O aumento da pobreza infantil verificado este ano "pode resultar na morte de mais 4.500 crianças antes do seu primeiro aniversário e num abandono escolar de mais 117.000 crianças somente este ano", conclui o estudo.

Unicef pede que governos não reduzam gastos públicos para enfrentar crise

A Unicef apelou aos governos para que não reduzam os gastos públicos nem adotem medidas de austeridade para impulsionar as suas economias mais rapidamente, alegando que isso diminui os apoios de que muitas famílias dependem para viver.

"Quanto mais pobre é uma família, maior é a proporção do seu rendimento destinada a necessidades como alimentos e combustível.

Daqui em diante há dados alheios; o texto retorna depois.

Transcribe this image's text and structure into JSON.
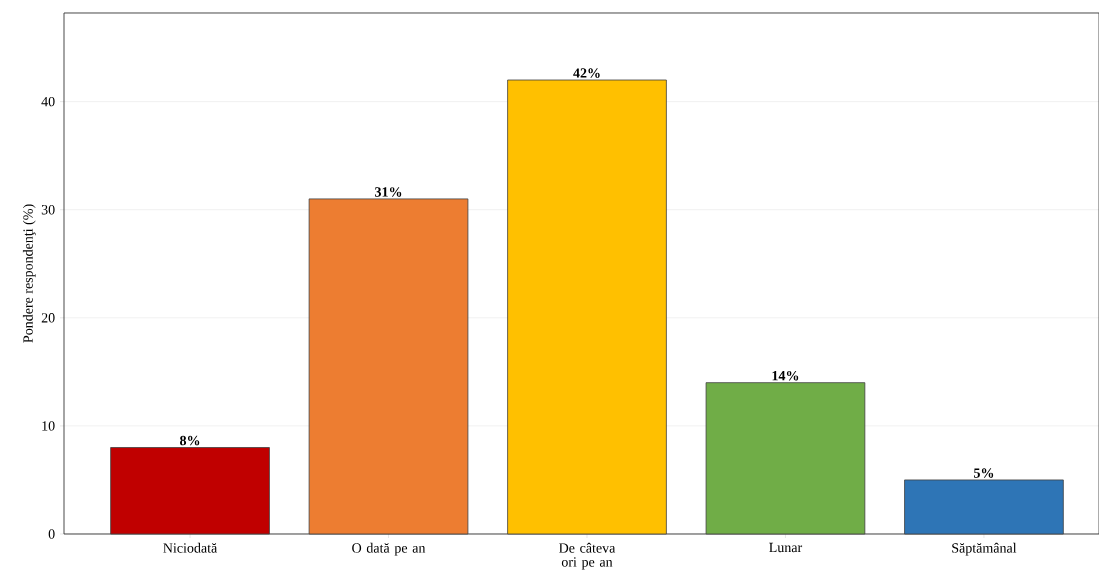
{
  "chart_data": {
    "type": "bar",
    "ylabel": "Pondere respondenţi (%)",
    "categories": [
      "Niciodată",
      "O dată pe an",
      "De câteva ori pe an",
      "Lunar",
      "Săptămânal"
    ],
    "values": [
      8,
      31,
      42,
      14,
      5
    ],
    "value_labels": [
      "8%",
      "31%",
      "42%",
      "14%",
      "5%"
    ],
    "colors": [
      "#c00000",
      "#ed7d31",
      "#ffc000",
      "#70ad47",
      "#2e75b6"
    ],
    "ylim": [
      0,
      48.2
    ],
    "yticks": [
      0,
      10,
      20,
      30,
      40
    ],
    "grid": "y"
  }
}
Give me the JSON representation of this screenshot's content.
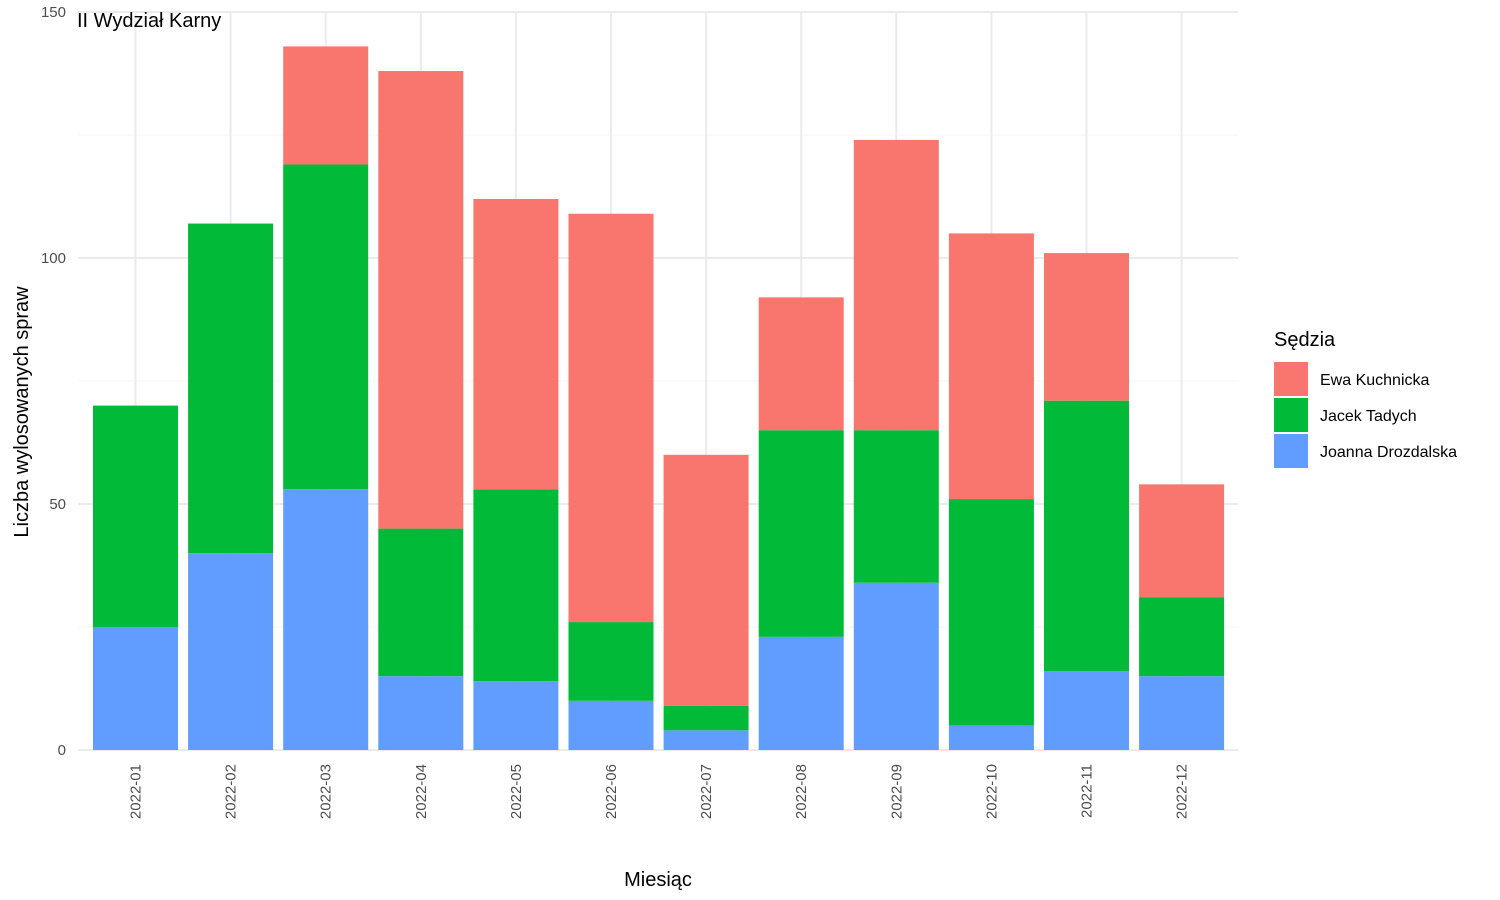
{
  "chart_data": {
    "type": "bar",
    "stacked": true,
    "title": "II Wydział Karny",
    "xlabel": "Miesiąc",
    "ylabel": "Liczba wylosowanych spraw",
    "ylim": [
      0,
      150
    ],
    "yticks": [
      0,
      50,
      100,
      150
    ],
    "grid": true,
    "legend_title": "Sędzia",
    "legend_position": "right",
    "categories": [
      "2022-01",
      "2022-02",
      "2022-03",
      "2022-04",
      "2022-05",
      "2022-06",
      "2022-07",
      "2022-08",
      "2022-09",
      "2022-10",
      "2022-11",
      "2022-12"
    ],
    "series": [
      {
        "name": "Joanna Drozdalska",
        "color": "#619CFF",
        "values": [
          25,
          40,
          53,
          15,
          14,
          10,
          4,
          23,
          34,
          5,
          16,
          15
        ]
      },
      {
        "name": "Jacek Tadych",
        "color": "#00BA38",
        "values": [
          45,
          67,
          66,
          30,
          39,
          16,
          5,
          42,
          31,
          46,
          55,
          16
        ]
      },
      {
        "name": "Ewa Kuchnicka",
        "color": "#F8766D",
        "values": [
          0,
          0,
          24,
          93,
          59,
          83,
          51,
          27,
          59,
          54,
          30,
          23
        ]
      }
    ],
    "legend_order": [
      "Ewa Kuchnicka",
      "Jacek Tadych",
      "Joanna Drozdalska"
    ]
  }
}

Quando o custo dos bens básicos aumenta, o dinheiro disponível para responder a necessidades como saúde e educação diminui", explica o Fundo de Emergência Internacional das Nações Unidas para a Infância (Unicef).

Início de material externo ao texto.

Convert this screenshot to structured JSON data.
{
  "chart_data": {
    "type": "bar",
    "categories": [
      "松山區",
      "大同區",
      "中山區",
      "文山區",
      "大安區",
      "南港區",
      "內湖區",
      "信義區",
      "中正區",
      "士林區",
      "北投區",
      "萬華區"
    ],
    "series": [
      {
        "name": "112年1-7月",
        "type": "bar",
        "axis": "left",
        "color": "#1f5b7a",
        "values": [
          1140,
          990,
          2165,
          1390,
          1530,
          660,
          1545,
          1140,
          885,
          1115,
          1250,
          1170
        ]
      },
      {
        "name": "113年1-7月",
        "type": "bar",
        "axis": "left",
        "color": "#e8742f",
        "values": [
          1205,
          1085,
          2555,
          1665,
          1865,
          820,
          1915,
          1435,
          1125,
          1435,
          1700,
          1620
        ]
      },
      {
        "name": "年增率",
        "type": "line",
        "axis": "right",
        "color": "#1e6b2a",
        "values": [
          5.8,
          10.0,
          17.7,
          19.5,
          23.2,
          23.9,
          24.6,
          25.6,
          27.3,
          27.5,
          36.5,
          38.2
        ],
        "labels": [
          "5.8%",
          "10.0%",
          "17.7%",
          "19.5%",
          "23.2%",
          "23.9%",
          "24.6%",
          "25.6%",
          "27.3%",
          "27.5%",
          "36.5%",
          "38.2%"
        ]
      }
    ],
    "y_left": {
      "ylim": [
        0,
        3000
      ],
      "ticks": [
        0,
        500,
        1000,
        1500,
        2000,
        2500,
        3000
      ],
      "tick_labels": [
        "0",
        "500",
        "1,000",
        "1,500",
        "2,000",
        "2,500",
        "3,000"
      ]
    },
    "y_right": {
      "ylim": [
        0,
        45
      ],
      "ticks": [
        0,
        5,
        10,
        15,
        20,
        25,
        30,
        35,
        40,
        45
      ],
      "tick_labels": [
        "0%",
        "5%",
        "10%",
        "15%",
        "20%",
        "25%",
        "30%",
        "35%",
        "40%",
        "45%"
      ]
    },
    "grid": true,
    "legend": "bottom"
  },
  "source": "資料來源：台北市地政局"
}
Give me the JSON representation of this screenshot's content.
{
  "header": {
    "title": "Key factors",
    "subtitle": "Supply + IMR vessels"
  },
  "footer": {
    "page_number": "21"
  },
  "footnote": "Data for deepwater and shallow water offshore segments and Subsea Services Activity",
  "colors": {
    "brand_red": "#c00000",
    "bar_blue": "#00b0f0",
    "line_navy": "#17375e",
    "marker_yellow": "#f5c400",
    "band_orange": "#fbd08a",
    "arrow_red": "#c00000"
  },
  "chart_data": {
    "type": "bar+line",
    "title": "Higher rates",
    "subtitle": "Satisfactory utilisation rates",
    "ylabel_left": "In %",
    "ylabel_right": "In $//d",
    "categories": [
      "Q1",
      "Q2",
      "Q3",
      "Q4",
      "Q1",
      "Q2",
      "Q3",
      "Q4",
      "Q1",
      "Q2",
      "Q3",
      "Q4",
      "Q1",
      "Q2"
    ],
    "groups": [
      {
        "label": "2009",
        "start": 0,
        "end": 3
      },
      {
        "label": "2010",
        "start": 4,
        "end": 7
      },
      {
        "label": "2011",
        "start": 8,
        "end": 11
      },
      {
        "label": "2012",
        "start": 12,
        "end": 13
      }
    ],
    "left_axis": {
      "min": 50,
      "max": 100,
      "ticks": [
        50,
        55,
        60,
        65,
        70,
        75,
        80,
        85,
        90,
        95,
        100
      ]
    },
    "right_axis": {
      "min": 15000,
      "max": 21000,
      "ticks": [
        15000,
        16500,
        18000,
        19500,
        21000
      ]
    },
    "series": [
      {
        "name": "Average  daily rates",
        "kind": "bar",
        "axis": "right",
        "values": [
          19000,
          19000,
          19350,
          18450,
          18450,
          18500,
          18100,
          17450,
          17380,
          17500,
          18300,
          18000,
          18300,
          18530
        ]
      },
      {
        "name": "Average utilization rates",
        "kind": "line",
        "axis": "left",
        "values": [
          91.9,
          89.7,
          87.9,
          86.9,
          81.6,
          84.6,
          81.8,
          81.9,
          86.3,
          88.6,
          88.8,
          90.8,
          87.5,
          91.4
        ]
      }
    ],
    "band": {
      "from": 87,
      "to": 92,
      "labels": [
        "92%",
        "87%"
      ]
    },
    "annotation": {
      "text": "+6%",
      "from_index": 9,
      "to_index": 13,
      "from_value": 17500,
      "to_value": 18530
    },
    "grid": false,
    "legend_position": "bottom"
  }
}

A crise económica e a subida do custo de vida "significam que as crianças mais pobres têm ainda menos probabilidade de aceder a serviços essenciais e correm mais riscos de violência, de exploração e de abusos", avisa a organização das Nações Unidas.

"Os desafios enfrentados pelas famílias que vivem na pobreza ou à beira da pobreza aprofundam-se quando os governos reduzem o investimento público, aumentam os impostos sobre o consumo ou desenvolvem medidas de austeridade para impulsionar as suas economias mais rapidamente", refere a organização das Nações Unidas.

Esse tipo de medidas "diminui o alcance e a qualidade de serviços de apoio a que as famílias mais carenciadas podem recorrer", acrescenta.

A necessidade de combater o problema deve ter em conta o futuro destas crianças, avisa a Unicef, lembrando que, para muitas pessoas, a pobreza infantil dura a vida inteira.

"Uma em cada três crianças nascidas e criadas na pobreza viverá toda a sua vida adulta na pobreza, levando a um ciclo intergeracional de dificuldades e privações", observa o estudo.

Por isso, a Unicef avança com aquilo que considera serem medidas necessárias para ajudar a reduzir o número de crianças pobres e evitar que mais famílias caiam em dificuldades financeiras.

A agência da ONU propõe "atribuir um subsídio universal às crianças e garantir um rendimento mínimo", assim como "expandir a assistência social a todas as famílias com crianças necessitadas, incluindo refugiados".

Além disso, a Unicef considera também imprescindível "defender o investimento social, especialmente dedicado às crianças e famílias mais vulneráveis", e "apoiar a prestação de serviços de saúde, nutrição e assistência social a mães grávidas, bebés e crianças em idade pré-escolar".

Por fim, a organização defende que sejam adotados "preços regulamentados para alimentos básicos das famílias".

O Dia Internacional para a Erradicação da Pobreza foi também assinalado pela Unicef Portugal, que avisa que esta é uma realidade que "já está a afetar as crianças e jovens" no país.

"Nunca a urgência de abordar a pobreza infantil foi tão clara" e "a situação pode vir a agravar-se", sublinha a agência em Portugal.

"Com os impactos combinados da crise climática, do aumento dos conflitos, da guerra na Ucrânia e da pandemia da covid-19, assistimos, pela primeira vez em décadas, a aumentos globais da pobreza infantil, incluindo no nosso país, o que torna ainda mais urgente a necessidade dos decisores porem em prática as políticas e programas apropriados para acabar com a pobreza infantil extrema e reduzir para metade a pobreza infantil multidimensional até 2030", conclui a Unicef Portugal.